A medida foi autorizada pelo juiz Mohammed Reda Shaukat após recurso da defesa, que tinham pedido sua libertação ao entender que expirou a medida cautelar contra o ex-ditador, que tem duração máxima de dois anos.
Porém, a soltura não acontecerá porque a Procuradoria-Geral emitiu uma nova ordem de prisão por corrupção na semana passada.

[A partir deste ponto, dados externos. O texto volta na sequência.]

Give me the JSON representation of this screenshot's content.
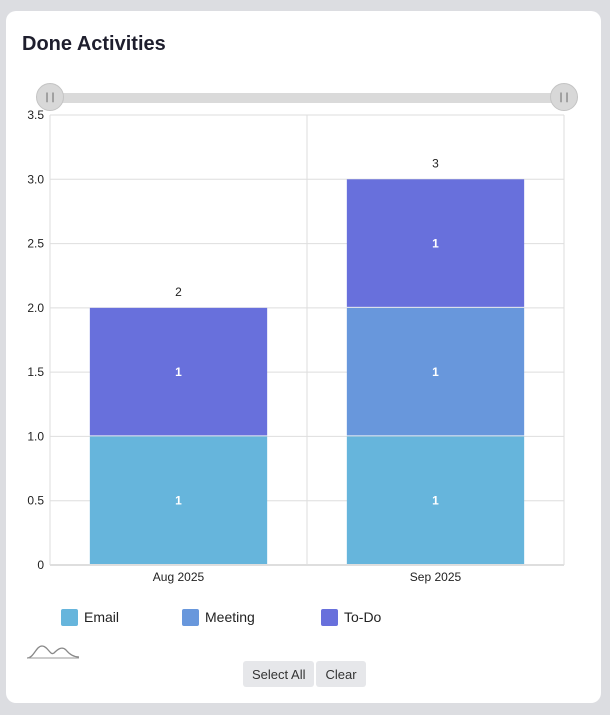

No processo, Mubarak, sua mulher e seus dois filhos são acusados de se apropriar de forma ilícita de fundos públicos reservados para as despesas do palácio presidencial.

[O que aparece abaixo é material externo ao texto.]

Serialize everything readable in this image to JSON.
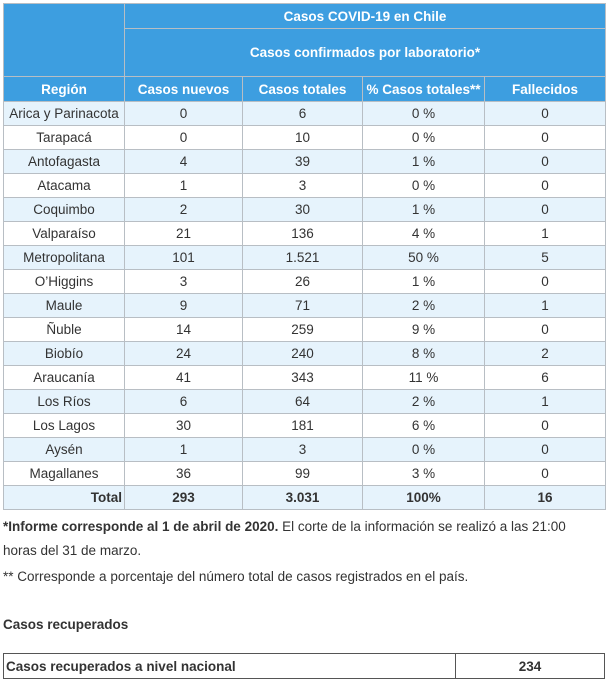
{
  "table": {
    "title": "Casos COVID-19 en Chile",
    "subtitle": "Casos confirmados por laboratorio*",
    "headers": {
      "region": "Región",
      "new": "Casos nuevos",
      "total": "Casos totales",
      "pct": "% Casos totales**",
      "deaths": "Fallecidos"
    },
    "rows": [
      {
        "region": "Arica y Parinacota",
        "new": "0",
        "total": "6",
        "pct": "0 %",
        "deaths": "0"
      },
      {
        "region": "Tarapacá",
        "new": "0",
        "total": "10",
        "pct": "0 %",
        "deaths": "0"
      },
      {
        "region": "Antofagasta",
        "new": "4",
        "total": "39",
        "pct": "1 %",
        "deaths": "0"
      },
      {
        "region": "Atacama",
        "new": "1",
        "total": "3",
        "pct": "0 %",
        "deaths": "0"
      },
      {
        "region": "Coquimbo",
        "new": "2",
        "total": "30",
        "pct": "1 %",
        "deaths": "0"
      },
      {
        "region": "Valparaíso",
        "new": "21",
        "total": "136",
        "pct": "4 %",
        "deaths": "1"
      },
      {
        "region": "Metropolitana",
        "new": "101",
        "total": "1.521",
        "pct": "50 %",
        "deaths": "5"
      },
      {
        "region": "O’Higgins",
        "new": "3",
        "total": "26",
        "pct": "1 %",
        "deaths": "0"
      },
      {
        "region": "Maule",
        "new": "9",
        "total": "71",
        "pct": "2 %",
        "deaths": "1"
      },
      {
        "region": "Ñuble",
        "new": "14",
        "total": "259",
        "pct": "9 %",
        "deaths": "0"
      },
      {
        "region": "Biobío",
        "new": "24",
        "total": "240",
        "pct": "8 %",
        "deaths": "2"
      },
      {
        "region": "Araucanía",
        "new": "41",
        "total": "343",
        "pct": "11 %",
        "deaths": "6"
      },
      {
        "region": "Los Ríos",
        "new": "6",
        "total": "64",
        "pct": "2 %",
        "deaths": "1"
      },
      {
        "region": "Los Lagos",
        "new": "30",
        "total": "181",
        "pct": "6 %",
        "deaths": "0"
      },
      {
        "region": "Aysén",
        "new": "1",
        "total": "3",
        "pct": "0 %",
        "deaths": "0"
      },
      {
        "region": "Magallanes",
        "new": "36",
        "total": "99",
        "pct": "3 %",
        "deaths": "0"
      }
    ],
    "total_row": {
      "label": "Total",
      "new": "293",
      "total": "3.031",
      "pct": "100%",
      "deaths": "16"
    }
  },
  "notes": {
    "note1_bold": "*Informe corresponde al 1 de abril de 2020.",
    "note1_rest": " El corte de la información se realizó a las 21:00 horas del 31 de marzo.",
    "note2": "** Corresponde a porcentaje del número total de casos registrados en el país."
  },
  "recovered": {
    "section_title": "Casos recuperados",
    "label": "Casos recuperados a nivel nacional",
    "value": "234"
  }
}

"Os advogados de Mubarak estão tentando conseguir sua libertação para que abandone o país, mas achamos que a Procuradoria não permitirá, já que não assumirá perante o povo a responsabilidade de deixá-lo livre e poder sair do país", disse o magistrado.
Essa opinião é compartilhada por outro advogado de acusação, Emad Awad al Shidi, que lembrou que já tinham previsto a decisão de hoje do tribunal, mas que afirmou que Mubarak "terá que cumprir os períodos de prisão preventiva por cada um dos três casos de corrupção que tem pendentes".
Dezenas de partidários do ex-presidente se reuniram nos arredores da Academia de Polícia, onde foi realizada a audiência por questões de segurança, para cantar slogans como "Mubarak está em nossos corações".
O ex-mandatário, que governou o Egito durante três décadas até a revolução de 2011, foi transferido nesta manhã para a academia entre fortes medidas de segurança.
Desde finais de dezembro, está internado por motivos de saúde no Hospital Militar de Maadi, embora a Procuradoria tenha pedido um relatório sobre seu estado para estudar a possibilidade de voltar à prisão.
Mubarak está sendo julgado de novo desde no sábado ela morte de manifestantes durante a revolução, depois que em janeiro um tribunal anulou a sentença à prisão perpétua que pesava contra ele.